A Memorial and Contemplation Garden
Constructing Spaces of Protest after George Floyd
A tomb for George Floyd that is encapsulated in a monument for all the past vicitms of police brutality towards people of color from centuries of systemic racism and oppression
Instructor - Richard Rosa
Scope - Memorial and Protest Space on the National Mall
Location - Washington, D.C.
Date - Fall 2020
Located within the rich and historical fabric of the National Mall in Washington, D.C., this project proposes the addition of a new monument on the mall. This project tasks one to navigate between the intricacies of private and public forums of funerary architecture, tombs, and memorials, in a highly politicized setting.
In this proposal, the memorial is conceptualized in the memory of George Floyd, who was killed by Minneapolis police on the 25th of May of 2020, sparking nation-wide protests within the days following, and reigniting the BLM movement in the middle of a pandemic.
This memorial, bearing the weight of all of the oppression and injustices that culminated in Floyd’s death, takes a pure volumetric form that is reminiscent of the surrounding memorials on the National Mall, and collapses the internal structure, scarring and deconstructing the very ideals of a perfect past that the surrounding institutions impose.
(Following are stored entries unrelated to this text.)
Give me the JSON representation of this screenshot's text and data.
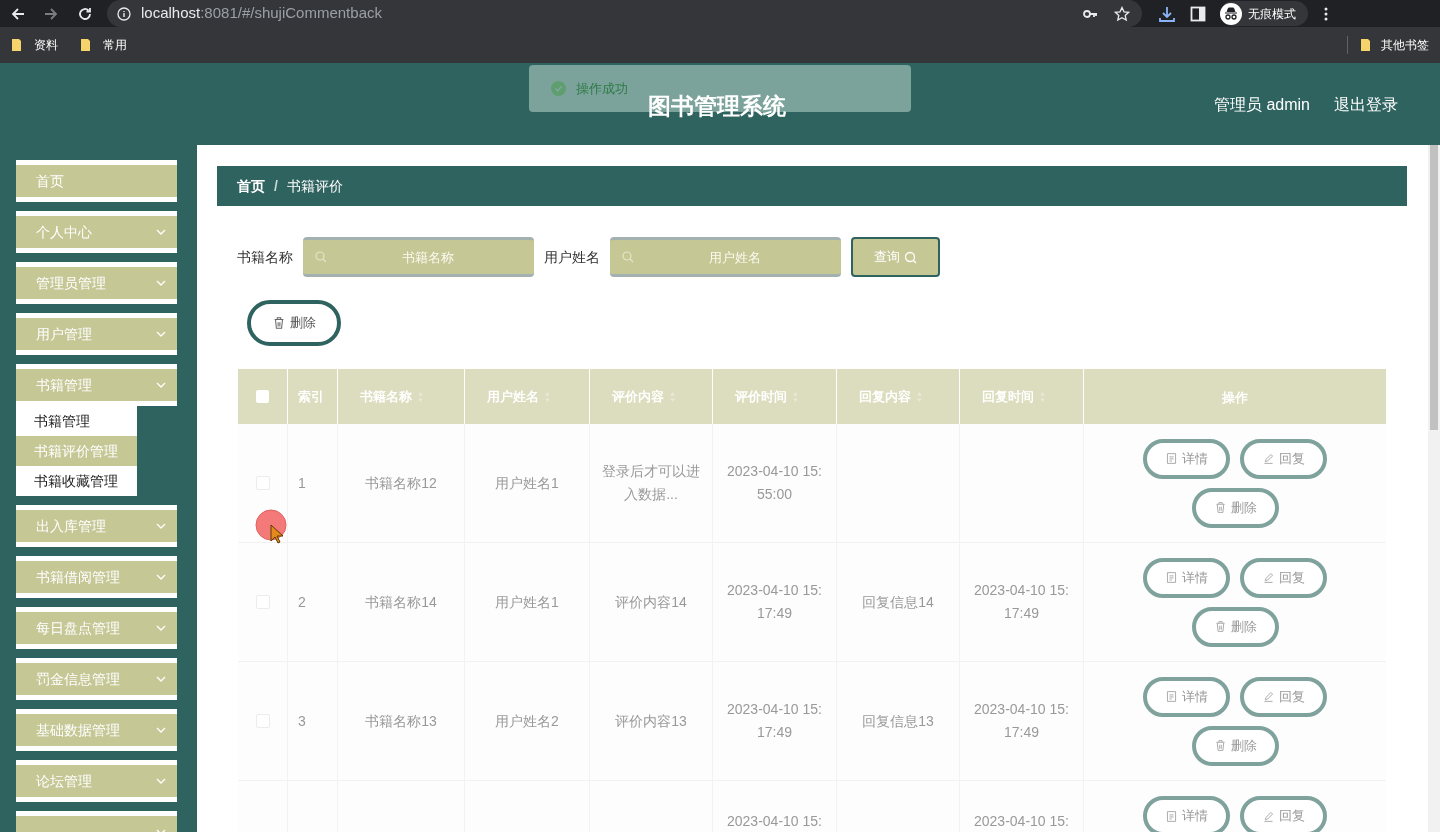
{
  "browser": {
    "url_host": "localhost",
    "url_path": ":8081/#/shujiCommentback",
    "profile": "无痕模式",
    "bookmarks": [
      "资料",
      "常用"
    ],
    "other_bookmarks": "其他书签"
  },
  "toast": {
    "message": "操作成功"
  },
  "header": {
    "title": "图书管理系统",
    "user": "管理员 admin",
    "logout": "退出登录"
  },
  "sidebar": {
    "items": [
      {
        "label": "首页",
        "expandable": false
      },
      {
        "label": "个人中心",
        "expandable": true
      },
      {
        "label": "管理员管理",
        "expandable": true
      },
      {
        "label": "用户管理",
        "expandable": true
      },
      {
        "label": "书籍管理",
        "expandable": true,
        "children": [
          {
            "label": "书籍管理",
            "selected": false
          },
          {
            "label": "书籍评价管理",
            "selected": true
          },
          {
            "label": "书籍收藏管理",
            "selected": false
          }
        ]
      },
      {
        "label": "出入库管理",
        "expandable": true
      },
      {
        "label": "书籍借阅管理",
        "expandable": true
      },
      {
        "label": "每日盘点管理",
        "expandable": true
      },
      {
        "label": "罚金信息管理",
        "expandable": true
      },
      {
        "label": "基础数据管理",
        "expandable": true
      },
      {
        "label": "论坛管理",
        "expandable": true
      },
      {
        "expandable": true
      }
    ]
  },
  "breadcrumb": {
    "items": [
      "首页",
      "书籍评价"
    ],
    "separator": "/"
  },
  "search": {
    "fields": [
      {
        "label": "书籍名称",
        "placeholder": "书籍名称"
      },
      {
        "label": "用户姓名",
        "placeholder": "用户姓名"
      }
    ],
    "button": "查询"
  },
  "toolbar": {
    "delete": "删除"
  },
  "table": {
    "select_all_checked": false,
    "columns": [
      {
        "label": "索引",
        "sortable": false
      },
      {
        "label": "书籍名称",
        "sortable": true
      },
      {
        "label": "用户姓名",
        "sortable": true
      },
      {
        "label": "评价内容",
        "sortable": true
      },
      {
        "label": "评价时间",
        "sortable": true
      },
      {
        "label": "回复内容",
        "sortable": true
      },
      {
        "label": "回复时间",
        "sortable": true
      }
    ],
    "actions_label": "操作",
    "rows": [
      {
        "checked": false,
        "cells": [
          "1",
          "书籍名称12",
          "用户姓名1",
          "登录后才可以进入数据...",
          "2023-04-10 15:55:00",
          null,
          null
        ],
        "actions": [
          {
            "kind": "detail",
            "label": "详情"
          },
          {
            "kind": "reply",
            "label": "回复"
          },
          {
            "kind": "delete",
            "label": "删除"
          }
        ]
      },
      {
        "checked": false,
        "cells": [
          "2",
          "书籍名称14",
          "用户姓名1",
          "评价内容14",
          "2023-04-10 15:17:49",
          "回复信息14",
          "2023-04-10 15:17:49"
        ],
        "actions": [
          {
            "kind": "detail",
            "label": "详情"
          },
          {
            "kind": "reply",
            "label": "回复"
          },
          {
            "kind": "delete",
            "label": "删除"
          }
        ]
      },
      {
        "checked": false,
        "cells": [
          "3",
          "书籍名称13",
          "用户姓名2",
          "评价内容13",
          "2023-04-10 15:17:49",
          "回复信息13",
          "2023-04-10 15:17:49"
        ],
        "actions": [
          {
            "kind": "detail",
            "label": "详情"
          },
          {
            "kind": "reply",
            "label": "回复"
          },
          {
            "kind": "delete",
            "label": "删除"
          }
        ]
      },
      {
        "cells": [
          null,
          null,
          null,
          null,
          "2023-04-10 15:",
          null,
          "2023-04-10 15:"
        ],
        "actions": [
          {
            "kind": "detail",
            "label": "详情"
          },
          {
            "kind": "reply",
            "label": "回复"
          }
        ]
      }
    ]
  }
}
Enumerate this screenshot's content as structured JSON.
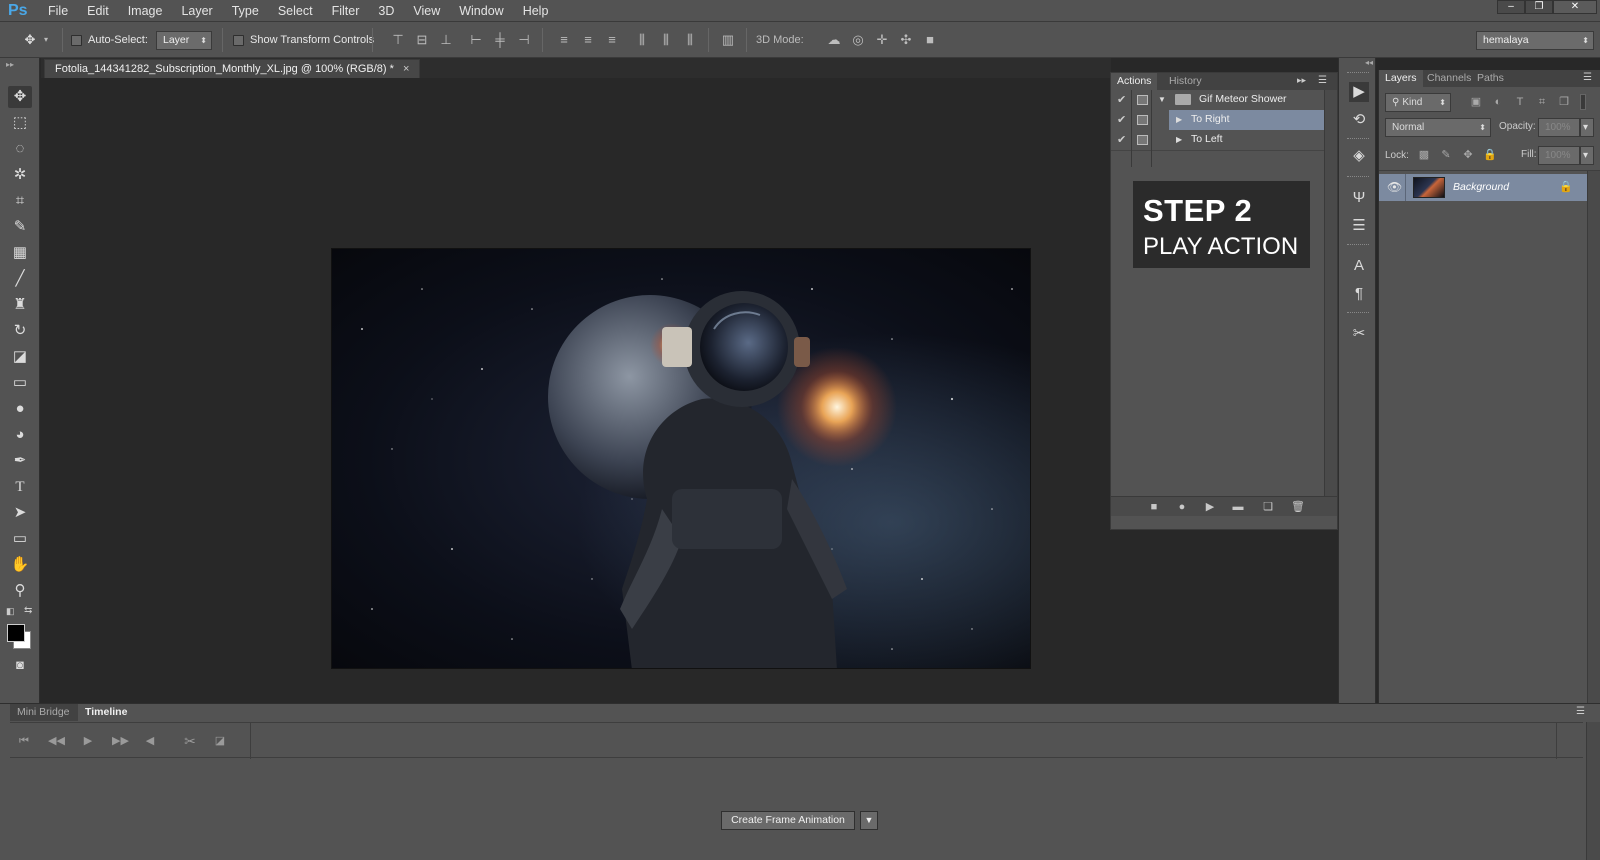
{
  "app": {
    "logo": "Ps"
  },
  "menu": [
    "File",
    "Edit",
    "Image",
    "Layer",
    "Type",
    "Select",
    "Filter",
    "3D",
    "View",
    "Window",
    "Help"
  ],
  "window_controls": {
    "minimize": "–",
    "restore": "❐",
    "close": "✕"
  },
  "options_bar": {
    "auto_select_label": "Auto-Select:",
    "auto_select_value": "Layer",
    "show_transform_label": "Show Transform Controls",
    "mode_3d_label": "3D Mode:",
    "workspace": "hemalaya"
  },
  "document": {
    "tab_title": "Fotolia_144341282_Subscription_Monthly_XL.jpg @ 100% (RGB/8) *",
    "tab_close": "×"
  },
  "actions_panel": {
    "tabs": [
      "Actions",
      "History"
    ],
    "set_name": "Gif Meteor Shower",
    "actions": [
      "To Right",
      "To Left"
    ],
    "selected_action": "To Right"
  },
  "overlay": {
    "title": "STEP 2",
    "subtitle": "PLAY ACTION"
  },
  "layers_panel": {
    "tabs": [
      "Layers",
      "Channels",
      "Paths"
    ],
    "filter_kind": "Kind",
    "blend_mode": "Normal",
    "opacity_label": "Opacity:",
    "opacity_value": "100%",
    "lock_label": "Lock:",
    "fill_label": "Fill:",
    "fill_value": "100%",
    "layer_name": "Background"
  },
  "timeline_panel": {
    "tabs": [
      "Mini Bridge",
      "Timeline"
    ],
    "create_button": "Create Frame Animation"
  },
  "colors": {
    "accent": "#4aa8e8",
    "panel": "#535353",
    "canvas_bg": "#282828",
    "selection": "#7c8aa0"
  }
}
The result is a turbulent and obstructive internal world, that the visitor must circumnavigate in order to complete their voyage through this escape from the Mall.
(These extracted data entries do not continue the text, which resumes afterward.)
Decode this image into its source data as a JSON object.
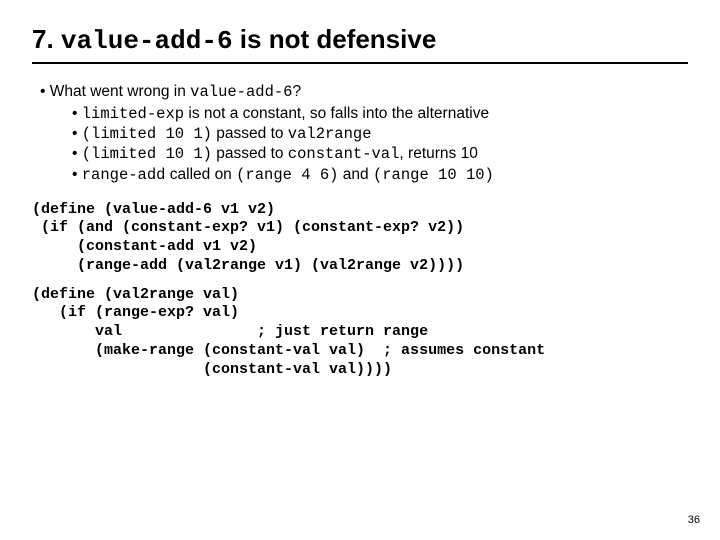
{
  "title": {
    "num": "7.",
    "code": "value-add-6",
    "rest": " is not defensive"
  },
  "lead": {
    "pre": "What went wrong in ",
    "code": "value-add-6",
    "post": "?"
  },
  "b1": {
    "code": "limited-exp",
    "rest": " is not a constant, so falls into the alternative"
  },
  "b2": {
    "code1": "(limited 10 1)",
    "mid": " passed to ",
    "code2": "val2range"
  },
  "b3": {
    "code1": "(limited 10 1)",
    "mid": " passed to ",
    "code2": "constant-val",
    "rest": ", returns 10"
  },
  "b4": {
    "code1": "range-add",
    "mid1": " called on ",
    "code2": "(range 4 6)",
    "mid2": " and ",
    "code3": "(range 10 10)"
  },
  "code1": "(define (value-add-6 v1 v2)\n (if (and (constant-exp? v1) (constant-exp? v2))\n     (constant-add v1 v2)\n     (range-add (val2range v1) (val2range v2))))",
  "code2": "(define (val2range val)\n   (if (range-exp? val)\n       val               ; just return range\n       (make-range (constant-val val)  ; assumes constant\n                   (constant-val val))))",
  "pagenum": "36"
}
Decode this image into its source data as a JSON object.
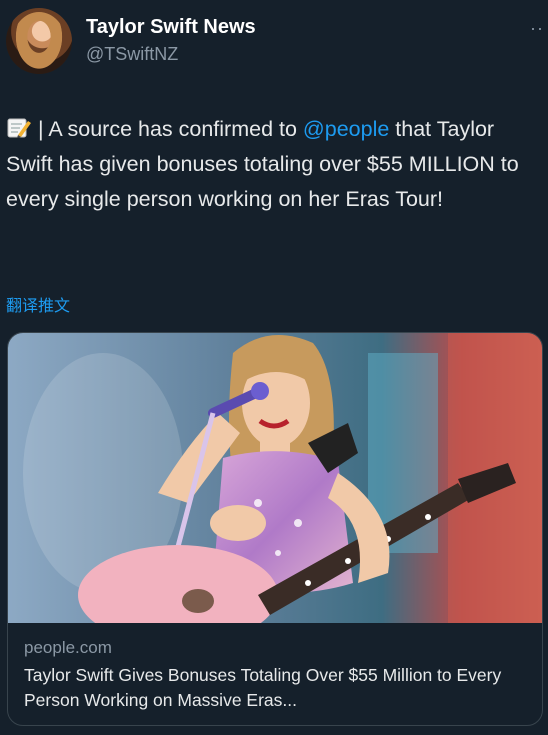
{
  "author": {
    "display_name": "Taylor Swift News",
    "handle": "@TSwiftNZ",
    "avatar_icon": "profile-photo",
    "more_label": "··"
  },
  "tweet": {
    "icon": "memo-icon",
    "text_part1": "| A source has confirmed to ",
    "mention": "@people",
    "text_part2": " that Taylor Swift has given bonuses totaling over $55 MILLION to every single person working on her Eras Tour!"
  },
  "translate_label": "翻译推文",
  "link_card": {
    "image_icon": "concert-photo",
    "domain": "people.com",
    "title": "Taylor Swift Gives Bonuses Totaling Over $55 Million to Every Person Working on Massive Eras..."
  },
  "colors": {
    "background": "#15202b",
    "text": "#e7e9ea",
    "secondary": "#8b98a5",
    "link": "#1d9bf0",
    "border": "#38444d"
  }
}
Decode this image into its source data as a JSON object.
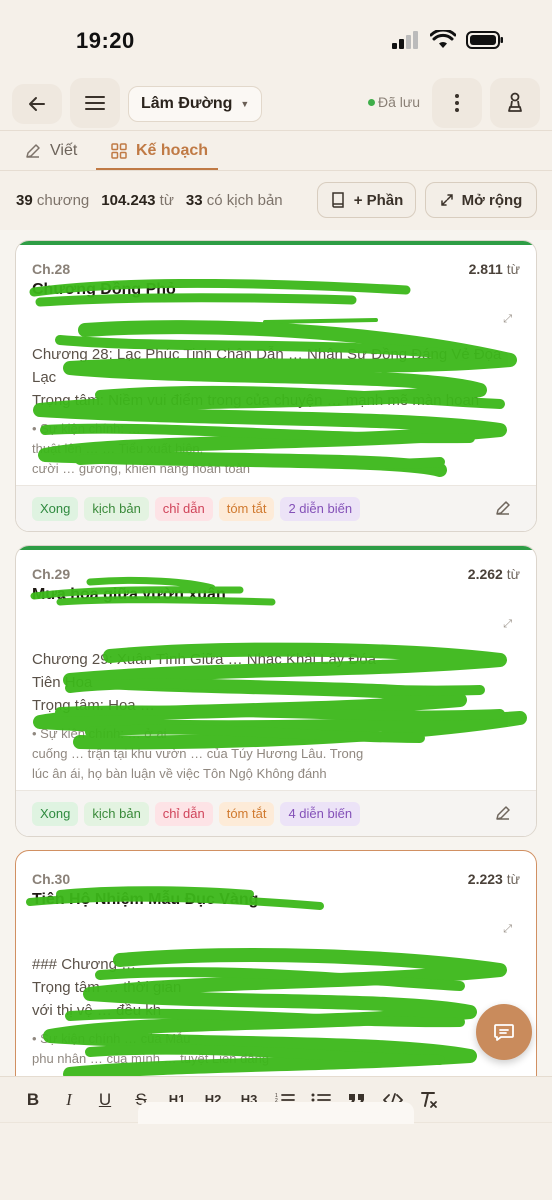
{
  "status_bar": {
    "time": "19:20"
  },
  "header": {
    "doc_name": "Lâm Đường",
    "saved_label": "Đã lưu"
  },
  "tabs": [
    {
      "label": "Viết"
    },
    {
      "label": "Kế hoạch"
    }
  ],
  "stats": {
    "chapters_count": "39",
    "chapters_label": "chương",
    "words_count": "104.243",
    "words_label": "từ",
    "scripts_count": "33",
    "scripts_label": "có kịch bản"
  },
  "actions": {
    "add_part": "+ Phần",
    "expand": "Mở rộng"
  },
  "chapters": [
    {
      "num": "Ch.28",
      "words": "2.811",
      "words_unit": "từ",
      "title": "Chương Đồng Phỏ",
      "summary_lines": [
        "Chương 28: Lạc Phúc Tinh Chân Dẫn … Nhân Sư Đồng Đáng Vẻ Đọa",
        "Lạc",
        "Trọng tâm: Niềm vui điểm trong của chuyện … mạnh mẽ màn hoan"
      ],
      "event_lines": [
        "• Sự kiện chính: …",
        "thuật lên …                       … Tiểu xuất hiện,",
        "cười … gương, khiến nàng hoàn toàn"
      ],
      "tags": [
        "Xong",
        "kịch bản",
        "chỉ dẫn",
        "tóm tắt",
        "2 diễn biến"
      ]
    },
    {
      "num": "Ch.29",
      "words": "2.262",
      "words_unit": "từ",
      "title": "Mưa hoa giữa vườn xuân",
      "summary_lines": [
        "Chương 29: Xuân Tình Giữa … Nhạc Khải Lấy Đóa",
        "Tiên Hoa",
        "Trọng tâm: Hoa …"
      ],
      "event_lines": [
        "• Sự kiện chính: …                                         ở ai",
        "cuống … trận tại khu vườn … của Túy Hương Lâu. Trong",
        "lúc ân ái, họ bàn luận về việc Tôn Ngộ Không đánh"
      ],
      "tags": [
        "Xong",
        "kịch bản",
        "chỉ dẫn",
        "tóm tắt",
        "4 diễn biến"
      ]
    },
    {
      "num": "Ch.30",
      "words": "2.223",
      "words_unit": "từ",
      "title": "Tiên Hộ Nhiệm Mẫu Đục Vàng",
      "summary_lines": [
        "### Chương …",
        "Trọng tâm …                                           thời gian",
        "với thị vệ … đều kh"
      ],
      "event_lines": [
        "• Sự kiện chính …                                    của Mẫu",
        "phu nhân …                  của mình … tuyệt Liên dâng"
      ],
      "tags": []
    }
  ],
  "format_toolbar": {
    "bold": "B",
    "italic": "I",
    "underline": "U",
    "strike": "S",
    "h1": "H1",
    "h2": "H2",
    "h3": "H3"
  },
  "colors": {
    "accent": "#c07a45",
    "done_bar": "#2e9d45",
    "scribble": "#3cb81a"
  }
}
It takes occupants into a walled-in collective amphitheater, a stage similar to the steps of the Lincoln Memorial, then through an archive of all the documented victims of police brutality, which leads them directly beneath the tomb for George Floyd itself. This monument takes the visitor through and into its broken ground and framework, beneath the suspended tomb of George Floyd, then up into an idealized contemplative garden - a mirrored room in the sky void of context and a resting point from the turmoil of the history that lies in the journey back down.
ARC 307 - Political StudioMonticello Artist Residency
The Legacy of Thomas Jefferson’s Estate
A multifunctional live/work space for art-activists, that also contributes to the existing site by adding new exhibitions and perspectives
ARC 407 - Visiting Critic Studio
Instructor - Max KuoScope - New Addition to a Site of Early Democratic Architecture in the U.S.
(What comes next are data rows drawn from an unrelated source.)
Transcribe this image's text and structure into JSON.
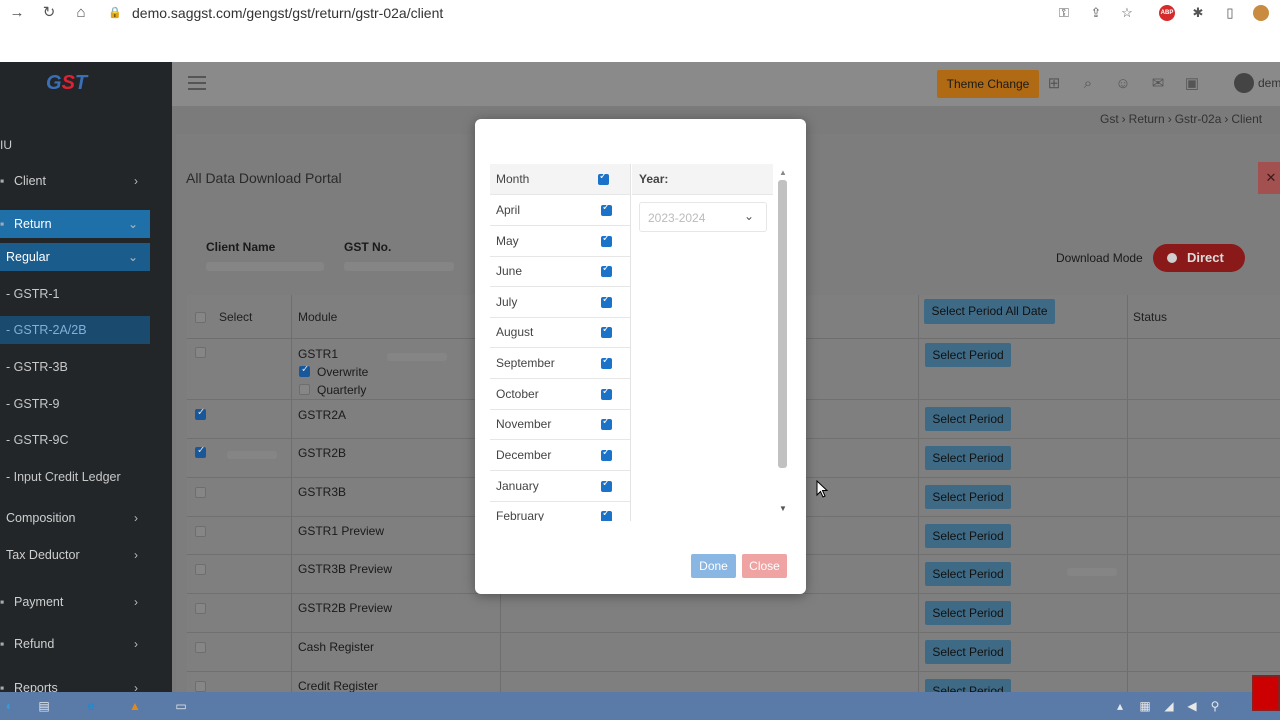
{
  "browser": {
    "url": "demo.saggst.com/gengst/gst/return/gstr-02a/client"
  },
  "app": {
    "logo": "GST",
    "section_letter": "IU",
    "user_name": "dem",
    "theme_button": "Theme Change",
    "breadcrumb": [
      "Gst",
      "Return",
      "Gstr-02a",
      "Client"
    ]
  },
  "sidebar": {
    "items": [
      {
        "label": "Client"
      },
      {
        "label": "Return"
      },
      {
        "label": "Regular"
      },
      {
        "label": "- GSTR-1"
      },
      {
        "label": "- GSTR-2A/2B"
      },
      {
        "label": "- GSTR-3B"
      },
      {
        "label": "- GSTR-9"
      },
      {
        "label": "- GSTR-9C"
      },
      {
        "label": "- Input Credit Ledger"
      },
      {
        "label": "Composition"
      },
      {
        "label": "Tax Deductor"
      },
      {
        "label": "Payment"
      },
      {
        "label": "Refund"
      },
      {
        "label": "Reports"
      }
    ]
  },
  "page": {
    "title": "All Data Download Portal",
    "client_name_label": "Client Name",
    "gst_no_label": "GST No.",
    "download_mode_label": "Download Mode",
    "download_mode_value": "Direct",
    "columns": {
      "select": "Select",
      "module": "Module",
      "period_all": "Select Period All Date",
      "status": "Status"
    },
    "select_period_label": "Select Period",
    "gstr1_options": [
      "Overwrite",
      "Quarterly"
    ],
    "rows": [
      {
        "module": "GSTR1",
        "checked": false
      },
      {
        "module": "GSTR2A",
        "checked": true
      },
      {
        "module": "GSTR2B",
        "checked": true
      },
      {
        "module": "GSTR3B",
        "checked": false
      },
      {
        "module": "GSTR1 Preview",
        "checked": false
      },
      {
        "module": "GSTR3B Preview",
        "checked": false
      },
      {
        "module": "GSTR2B Preview",
        "checked": false
      },
      {
        "module": "Cash Register",
        "checked": false
      },
      {
        "module": "Credit Register",
        "checked": false
      }
    ]
  },
  "modal": {
    "month_header": "Month",
    "year_label": "Year:",
    "year_value": "2023-2024",
    "months": [
      "April",
      "May",
      "June",
      "July",
      "August",
      "September",
      "October",
      "November",
      "December",
      "January",
      "February"
    ],
    "done_label": "Done",
    "close_label": "Close"
  },
  "colors": {
    "accent_blue": "#1b73c9",
    "theme_orange": "#e08a1c",
    "direct_red": "#c62828"
  }
}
Location - Charlottesville, VA
Date - Spring 2021
Located on Jefferson’s own estate, this new project is an exploration in the contemporaneity of the historical perspectives and agency on the site. The project is activated through the manipulation of the front facade and the resulting impact on the project. The front facade of the new addition, that facing Monticello, appears as a monolithic and institutional project of the same precedent language; it is rotated and broken, with an internal gold facade offset to distinguish the activation of it on the interior.
The broken front facade causes the monolithic form to break into three wings, that rotate and create interstitial spaces made from internal volumes that then open outwardly. These new facades are projected images of a neoclassical facade, that creates misalignments an impressions of misreadings of the context in their new exteriority. The back facade, wrapping around Mulberry Row, appears as a collage of misconstrued volumes, both as material, and image, collapsed on each other.
As the visitor transverses the site, and around Mulberry Row, one is granted a new plurality for the site to be renegotiated in its highly politicized and controversial history. It is the occupant’s own prerogative to discover and position themself to gain a new perspective of the site, allowing for the possibility of a new reading of Monticello, without visually imposing on it or the landscape.
This project simultaneously reinforces the site and de-monumentalizes any singular perspective on the site; the project seeks not to answer the totality of the site, but instead offer the potential for discovery and new activism, both in the past and in the future for the site.